If Alfie Boe had gotten a job with the Salt Lake City Police Department, he wouldn’t be the guest performer at this year’s Mormon Tabernacle Choir Christmas Concert.
About a decade ago, during a particularly lean period for the British tenor, he inquired about becoming a personal trainer within the SLCPD.
“Then I started getting more work,” he said. “The music picked up.”
Boe, who is married to a Salt Lake City native and has a home in Utah, has come a long way from winning the 1994 West London Karaoke Championship and later becoming a potential Utah crime-fighter.
Boe was featured in Baz Luhrmann’s production of “La Boheme,” for which he later won a Tony Award, but Boe’s most high-profile gig was starring as prisoner-turned-mayor Jean Valjean in a 2010 concert performance of the musical “Les Misérables” at the O2 Arena in London to celebrate the 25th anniversary of the show. The filmed concert became a top-rated PBS special that was also shown in movie theaters and later released on video. The concert encore performance of “Bring Him Home” was credited to “The Valjean Quartet,” with Boe alongside prior Jean Valjean performers Colm Wilkinson, John Owen-Jones and Simon Bowman.
This summer, the 39-year-old singer garnered more fame when he performed at the Diamond Jubilee Concert for the Diamond Jubilee of Elizabeth II, singing “’O sole mio” leading into Elvis Presley’s “It’s Now Or Never.” During the festivities, he also sang “Somewhere” from “West Side Story” with soprano Renee Fleming on the balcony of Buckingham Palace.
All of the above performances showcased Boe’s show-stopping range, even though each time he sings in public, he gets the butterflies.
“The nerves will be there,” Boe said of his upcoming performance, which incidentally will be his first formal concert in Salt Lake City. “I always tend to get nervous. I try to channel those. I pace a lot. That tends to help.”
Alfie still spends much of his time in London and Europe, but returns to Salt Lake City whenever possible. He and his wife — who have two children together — like to hike, and eat at Pat’s Barbecue and the Trolley Wing Company. He’s even taken to skiing, despite a one of Sarah’s relatives leading him down a hair-raising mogul run at Snowbird during one of his first ski trips.
The humble Boe said he was approached by the Choir about a year ago, and was flattered. “I never turn down a gig,” he said.
Mack Wilberg, music director of the Mormon Tabernacle Choir, said inviting Boe was an easy decision.

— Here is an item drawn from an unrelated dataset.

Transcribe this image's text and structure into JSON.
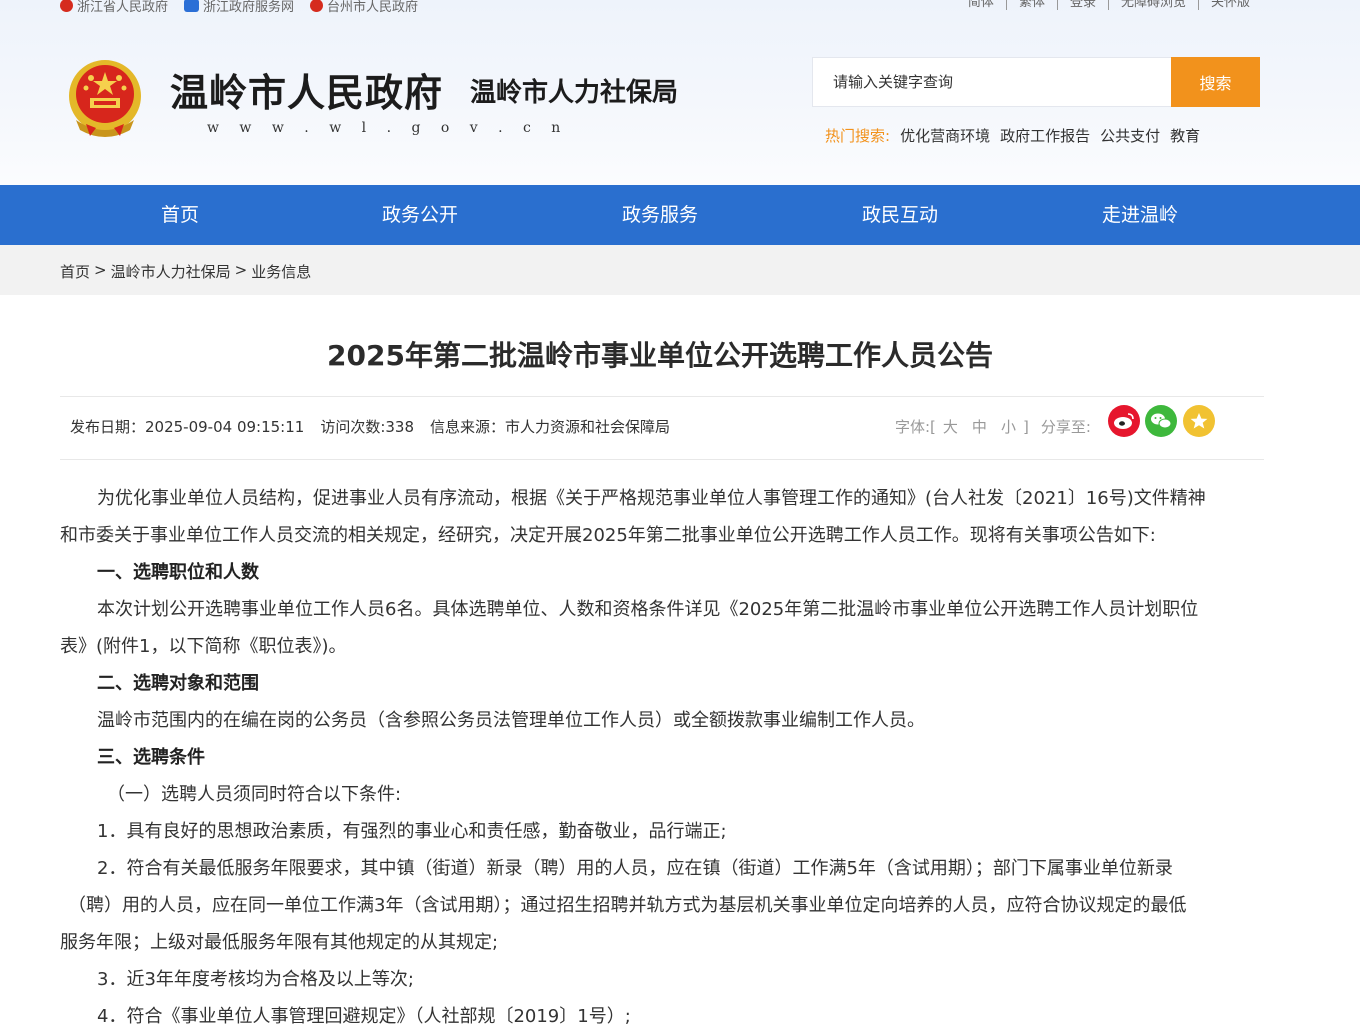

“For us, Alfie Boe was an obvious choice,” Wilberg said. “He is a remarkable talent with a stirring and dramatic vocal style that fits well with the choir ... When you think about it, Alfie Boe carries on the tradition of a long list of classically trained British artists who have joined their vocal talents with the choir.”
NBC anchor Tom Brokaw will serve as the concerts’ narrator, which the 72-year-old said he felt privileged to do so.
In a Tribune interview, Brokaw said one of his fondest childhood holiday memories was listening to the Mormon Tabernacle Choir’s annual Christmas concerts while he listened intently to the radio in his prairie home in South Dakota.
Later in his life, he and his family began traveling to Utah to ski, with Brokaw taking to the slopes for the first time in Park City in 1970. Until recently, his family owned a home near the Sundance Resort.
His deep affinity for Utah continued in 2002, when he covered the Winter Olympics for NBC News and was granted an opportunity to interview late LDS President Gordon B. Hinckley.
In 2011, Brokaw was invited to to record “9/11: Rising Above,” a “Music and the Spoken Word Special Broadcast” presented 10 years after the events of September 11, 2001. At that time, the idea of having him return for the Christmas concert was broached. He joked that at first he thought they wanted him to sing.
“I live in a family of very talented vocalists,” Brokaw said. “I am tone-deaf. I can’t sing ‘Happy Birthday.’”
Once Brokaw’s long weekend is over, he will spend Christmas Eve in New York, where his family will continue its own tradition by eating oyster stew and his wife’s signature persimmon pudding. On Christmas Day he will fly to San Francisco to see his West Coast family.
His wife Meredith’s birthday is Dec. 25, so Christmas has always been an important day for Brokaw. He said when she was younger and heard the Mormon Tabernacle Choir singing “Hallelujah” on one Christmas, she thought it was especially for her.
Catherine Reese Newton contributed to this story.
2012 Mormon Tabernacle Choir Christmas Concert
Guests for this year’s Mormon Tabernacle Choir and Orchestra at Temple Square concert are tenor Alfie Boe and broadcaster Tom Brokaw.
When • Thursday, Dec. 13, 8 p.m. (dress rehearsal); Friday, Dec. 14, 8 p.m.; Saturday, Dec. 15, 8 p.m.
Where • LDS Church Conference Center, 60 West North Temple Salt Lake City
Tickets • Free tickets have been distributed; standby line at the north gate on Temple Square. Overflow seating in the LDS Tabernacle and Assembly Hall.